Şehir, dünyanın en büyük gümüş yatağına sahiptir ve on altıncı yüzyıldan beri faaliyet göstermektedir. Madenlerin turu ilginç bir gündü – aynı anda hem ticari hem de ham bir unsur vardı.

Turist yönü günün sırasına göre hissedildi. Bir tur ofisine gidin, bir minibüse atlayın ve parlak kırmızı tulumlara ve baretlere atlayın. Ardından, özel amacı enerji ve dinamit için koka yaprakları gibi “madencilere hediyeler” satmak olan bir dükkana gidiyor. Madenlerde tünel açıp hostelimize geri döndükten sonra dört saat bir anda sona erdi.

Ayrıca ziyaretin ham bir yönü de vardı, tur boyunca aralıklı olarak Toprak Ana’nın putlarına adaklar yapılacaktı. Bu, gümüşü dağdan alma hakkına sahip olmalarını ve iyi şanslar vermeye devam etmelerini sağlamak için. Bu putların her birinin ayaklarına içki, sigara ve koka yaprağı sunuları serpilir.

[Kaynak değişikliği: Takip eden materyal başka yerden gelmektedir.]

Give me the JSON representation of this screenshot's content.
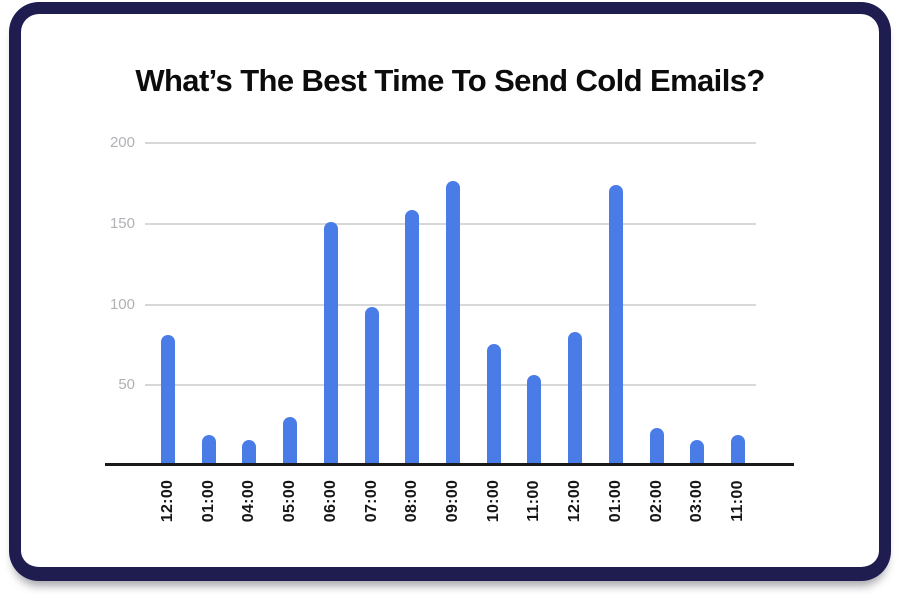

Tur ayrıca bu madencilerin yaşadığı zorluklara da bir bakış verdi. Yeraltındayken, bir arkadaşın toprağa dinamit çubukları dövdüğüne tanık olduk ve bize ayda iki ila üç adamın mağaralardan öldüğü söylendi.
Ayrıca, bu adamların maaşlarının çok düşük olduğu söylendi, ancak madencilerin çok az seçeneği vardı, çünkü onlara sunulan çok az başka iş vardı. Bölgede pek çok erkeğin katlanmak zorunda kalacağı şeyleri eve getiren kasvetli içerik.

La Paz, Uyuni ve Potosi, farklı nedenlerle ziyaret edilebilecek harika yerlerdir. Kültür, tarih, manzaralar ve insanlar, Bolivya’yı ziyaret etmek için harika bir yer yapan büyüleyici bir karışımdır.